Pássaros feridos – Li em uma viagem de verão com a família por volta dos 14 anos. Não é exatamente um livro para uma pré-adolescente. Era da minha mãe (ainda é, na verdade. A foto que ilustra este post é o nosso exemplar e foi tirada por mim, semana passada, na casa dela) e marcou a juventude dela na década de 1970. É um romance grande, umas 700 páginas, que narra uma saga familiar e o amor entre um padre e uma moça.

Depois daquela viagem – Lembro de ter sido impactante, pois é uma obra autobiográfica, escrita por Valéria Polizzi, infectada com HIV pelo primeiro namorado. A autora devia ter, na época, uns dez anos a mais que eu, então, aquele conteúdo dialogava com o meu universo adolescente. Pode ser indicado para jovens a partir de 15 anos.

Feliz ano velho – Um livro tocante, forte e inesquecível este que narra como o jovem Marcelo Rubens Paiva lidou com a vida após ter ficado tetraplégico aos 20 anos. Super recomendado para jovens a partir dos 16 anos.

As brumas de Avalon – Quantas horas de encanto e magia passei com esses livros! Uma história, em muitos aspectos, feminista e, ainda, escrita por uma mulher, a norte-americana Marion Zimmer Bradley.

Rainha dos Condenados – O primeiro da minha fase Anne Rice – que não foi pequena. Devo ter lido com uns 16 anos. Sempre curti história de vampiros e antes mesmo de o Vampiro Lestat fazer sucesso em Entrevista com Vampiro, estrelado por Tom Cruise e um melancólico Brad Pitt no papel de Louis, eu já tinha sido capturada por eles.

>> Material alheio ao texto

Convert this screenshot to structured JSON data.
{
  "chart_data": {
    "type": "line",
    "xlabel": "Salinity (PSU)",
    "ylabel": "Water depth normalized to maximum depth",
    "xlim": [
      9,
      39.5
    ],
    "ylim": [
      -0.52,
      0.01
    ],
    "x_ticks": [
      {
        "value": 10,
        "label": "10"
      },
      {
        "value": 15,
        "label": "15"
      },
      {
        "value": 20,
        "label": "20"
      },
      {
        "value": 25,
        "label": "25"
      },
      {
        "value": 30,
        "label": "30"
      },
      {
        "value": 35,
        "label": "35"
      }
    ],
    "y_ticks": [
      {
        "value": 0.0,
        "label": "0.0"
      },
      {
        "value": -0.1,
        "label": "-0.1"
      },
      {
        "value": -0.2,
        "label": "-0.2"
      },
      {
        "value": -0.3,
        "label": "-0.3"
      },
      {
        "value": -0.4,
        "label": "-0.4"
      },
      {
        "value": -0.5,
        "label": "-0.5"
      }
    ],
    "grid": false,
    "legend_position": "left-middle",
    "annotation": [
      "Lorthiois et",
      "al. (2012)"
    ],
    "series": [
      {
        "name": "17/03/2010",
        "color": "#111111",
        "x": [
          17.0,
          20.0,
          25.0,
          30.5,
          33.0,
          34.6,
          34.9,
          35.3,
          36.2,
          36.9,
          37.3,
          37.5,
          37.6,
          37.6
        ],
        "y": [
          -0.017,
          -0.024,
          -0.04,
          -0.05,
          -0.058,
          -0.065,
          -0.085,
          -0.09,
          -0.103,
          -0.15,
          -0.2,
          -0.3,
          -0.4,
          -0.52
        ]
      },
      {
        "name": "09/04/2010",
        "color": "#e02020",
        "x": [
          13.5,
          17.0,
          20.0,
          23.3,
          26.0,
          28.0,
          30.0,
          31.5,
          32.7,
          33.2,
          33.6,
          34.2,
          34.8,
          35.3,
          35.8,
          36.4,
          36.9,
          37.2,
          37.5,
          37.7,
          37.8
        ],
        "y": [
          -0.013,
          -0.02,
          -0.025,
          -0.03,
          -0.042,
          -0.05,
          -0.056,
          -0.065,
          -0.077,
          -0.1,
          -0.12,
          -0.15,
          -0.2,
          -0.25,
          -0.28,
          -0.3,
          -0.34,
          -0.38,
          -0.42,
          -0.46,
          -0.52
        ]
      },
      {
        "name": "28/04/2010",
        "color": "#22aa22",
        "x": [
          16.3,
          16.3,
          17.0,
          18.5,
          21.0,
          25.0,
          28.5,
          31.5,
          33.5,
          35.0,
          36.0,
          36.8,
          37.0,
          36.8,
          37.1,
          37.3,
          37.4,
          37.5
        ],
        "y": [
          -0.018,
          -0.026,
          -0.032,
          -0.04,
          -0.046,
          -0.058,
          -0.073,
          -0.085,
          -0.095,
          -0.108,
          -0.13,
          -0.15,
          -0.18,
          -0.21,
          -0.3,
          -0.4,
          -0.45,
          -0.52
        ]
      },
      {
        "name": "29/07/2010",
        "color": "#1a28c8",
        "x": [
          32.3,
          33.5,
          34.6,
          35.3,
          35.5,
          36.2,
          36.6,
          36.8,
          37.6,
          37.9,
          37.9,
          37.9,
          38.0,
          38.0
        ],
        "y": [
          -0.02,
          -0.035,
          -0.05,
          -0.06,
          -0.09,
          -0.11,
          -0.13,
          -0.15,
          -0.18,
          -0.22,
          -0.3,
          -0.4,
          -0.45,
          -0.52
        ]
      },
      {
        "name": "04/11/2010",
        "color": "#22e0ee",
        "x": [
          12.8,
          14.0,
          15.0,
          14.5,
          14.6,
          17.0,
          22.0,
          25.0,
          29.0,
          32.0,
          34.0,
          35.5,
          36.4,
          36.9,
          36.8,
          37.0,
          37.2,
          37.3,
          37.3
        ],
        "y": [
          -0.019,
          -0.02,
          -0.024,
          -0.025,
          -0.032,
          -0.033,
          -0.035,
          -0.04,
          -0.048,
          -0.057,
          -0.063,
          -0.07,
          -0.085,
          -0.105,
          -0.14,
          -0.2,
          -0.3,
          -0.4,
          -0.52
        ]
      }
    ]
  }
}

Trilogia As Crônicas de Artur, “O rei do inverno”, “Inimigo de Deus” e “Excalibur”, de Bernard Cornwell – Trata-se de uma ficção histórica que parte da mitologia arturiana. Foi interessante ler as crônicas de Artur nessa trilogia porque, diferente da magia das Brumas de Avalon, a lenda era contata sob um ponto de vista histórico e social. Então, se em Brumas de Avalon, Merlin era um mago, generoso, forte e cheio de poder, em Bernard Cornwell, ele era um senhor feudal com hábitos de higiene duvidosos e todo trabalhado nas superstições. Se não mais crível historicamente à época, certamente, interessante.

Pouco amor não é amor – Esta reunião de contos rodriguianos, escritos na década de 1950, iniciou minha caminhada da vida com Nelson Rodrigues. Li como parte da grade de uma disciplina do meu primeiro semestre na faculdade de jornalismo e não imagino minha jornada sem esse encontro. Eu e Nelson nos amamos desde então.

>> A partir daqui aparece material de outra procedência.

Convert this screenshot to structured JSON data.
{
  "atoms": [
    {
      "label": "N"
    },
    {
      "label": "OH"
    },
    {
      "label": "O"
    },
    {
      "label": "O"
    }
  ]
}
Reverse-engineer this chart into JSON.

Abusado: o dono do morro Dona Marta, Caco Barcellos – Apesar de eu já ter uns 20 anos quando li esse livro, afinal, ele é de 2003, acho que, com ele, encerro bem a primeira fase leitora da minha vida. Nesse período, comecei a ter dinheiro para comprar mais obras e já tinha um pensamento crítico mais delineado, com a faculdade e o início da vida profissional. Tenho muita vontade de reler esse material, aliás, está decidido, em homenagem a esse resgate, será a minha próxima releitura.